Consensus: Raft and Paxos

Consensus algorithms allow a group of distributed nodes to agree on a single value even if some nodes fail, forming the foundation for distributed coordination, leader election, and replicated state machines.

Memory anchor

Raft = electing a class president. One leader, majority vote to pass anything. If the president is absent, hold a new election. Simple democracy -- everyone understands the rules, unlike Paxos (parliamentary procedure nobody can follow).

Expected depth

Paxos was the first practical consensus algorithm (Lamport, written ~1990, published 1998) but is notoriously hard to understand and implement. Raft was designed explicitly for understandability and is now the standard: nodes elect a leader; all writes go through the leader which replicates to followers; commits happen when a majority (quorum) acknowledges. Raft is used in etcd (Kubernetes), CockroachDB, TiKV, and Consul.

Deep — senior internals

Raft phases: Leader election — nodes start as followers; if no heartbeat received within election timeout, a follower becomes a candidate and requests votes. The candidate with the most up-to-date log (highest term + log index) wins. Log replication — leader receives client writes, appends to its log, sends AppendEntries RPCs to followers, commits when a majority acknowledges, then responds to client. Log safety — a leader can only commit entries from its current term; this prevents the 'ghost entry' problem.
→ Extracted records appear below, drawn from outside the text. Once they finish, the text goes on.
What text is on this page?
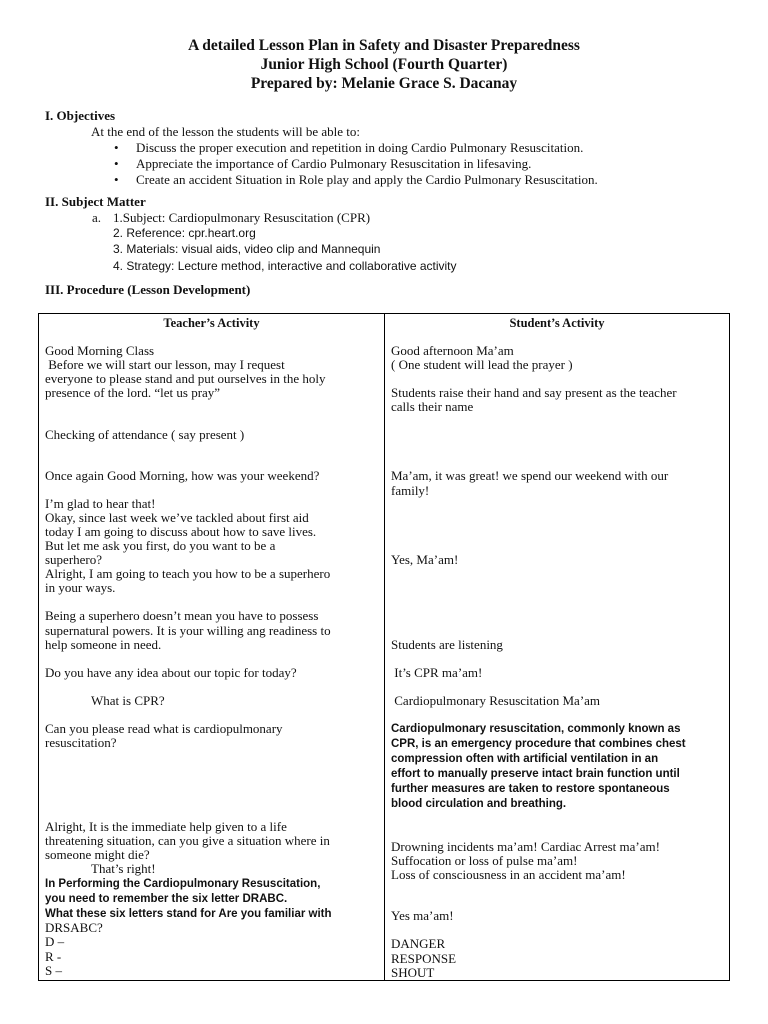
A detailed Lesson Plan in Safety and Disaster Preparedness
Junior High School (Fourth Quarter)
Prepared by: Melanie Grace S. Dacanay
I. Objectives
At the end of the lesson the students will be able to:
• Discuss the proper execution and repetition in doing Cardio Pulmonary Resuscitation.
• Appreciate the importance of Cardio Pulmonary Resuscitation in lifesaving.
• Create an accident Situation in Role play and apply the Cardio Pulmonary Resuscitation.
II. Subject Matter
a. 1.Subject: Cardiopulmonary Resuscitation (CPR)
2. Reference: cpr.heart.org
3. Materials: visual aids, video clip and Mannequin
4. Strategy: Lecture method, interactive and collaborative activity
III. Procedure (Lesson Development)
Teacher’s Activity	Student’s Activity
Good Morning Class
Before we will start our lesson, may I request
everyone to please stand and put ourselves in the holy
presence of the lord. “let us pray”
Checking of attendance ( say present )
Once again Good Morning, how was your weekend?
I’m glad to hear that!
Okay, since last week we’ve tackled about first aid
today I am going to discuss about how to save lives.
But let me ask you first, do you want to be a
superhero?
Alright, I am going to teach you how to be a superhero
in your ways.
Being a superhero doesn’t mean you have to possess
supernatural powers. It is your willing ang readiness to
help someone in need.
Do you have any idea about our topic for today?
What is CPR?
Can you please read what is cardiopulmonary
resuscitation?
Alright, It is the immediate help given to a life
threatening situation, can you give a situation where in
someone might die?
That’s right!
In Performing the Cardiopulmonary Resuscitation,
you need to remember the six letter DRABC.
What these six letters stand for Are you familiar with
DRSABC?
D –
R -
S –
Good afternoon Ma’am
( One student will lead the prayer )
Students raise their hand and say present as the teacher
calls their name
Ma’am, it was great! we spend our weekend with our
family!
Yes, Ma’am!
Students are listening
It’s CPR ma’am!
Cardiopulmonary Resuscitation Ma’am
Cardiopulmonary resuscitation, commonly known as
CPR, is an emergency procedure that combines chest
compression often with artificial ventilation in an
effort to manually preserve intact brain function until
further measures are taken to restore spontaneous
blood circulation and breathing.
Drowning incidents ma’am! Cardiac Arrest ma’am!
Suffocation or loss of pulse ma’am!
Loss of consciousness in an accident ma’am!
Yes ma’am!
DANGER
RESPONSE
SHOUT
Raft's key insight: leader-based with strong leader invariants makes reasoning tractable. Multi-Paxos optimizes classic Paxos for repeated consensus by maintaining a stable leader. In practice, latency of consensus is 1 RTT (leader to quorum) — this is the unavoidable cost of strong consistency. Geo-distributed consensus requires crossing regional network RTTs (50–200ms), making it unsuitable for low-latency write paths.

🎤Interview-ready answer

For distributed coordination (leader election, distributed locks, configuration management), I'd use etcd — it's battle-tested Raft and already in every Kubernetes cluster. For data stores requiring strong consistency, I'd use CockroachDB or Spanner rather than implementing Raft myself. The key design question is: can I afford the latency cost of consensus on my write path? For a payment service where consistency is non-negotiable, yes. For a user-facing write path where latency matters, I'd push consistency off the critical path using async reconciliation.

Common trap

Thinking consensus is free in terms of latency. Every consensus round requires responses from a quorum of N/2+1 nodes — that's at minimum 1 network round trip to the slowest quorum member. In a 3-AZ setup, that's at minimum 1ms intra-region latency on every write. For cross-region consensus, latency is 50–200ms. Design your hot path to avoid consensus or use pre-leasing techniques.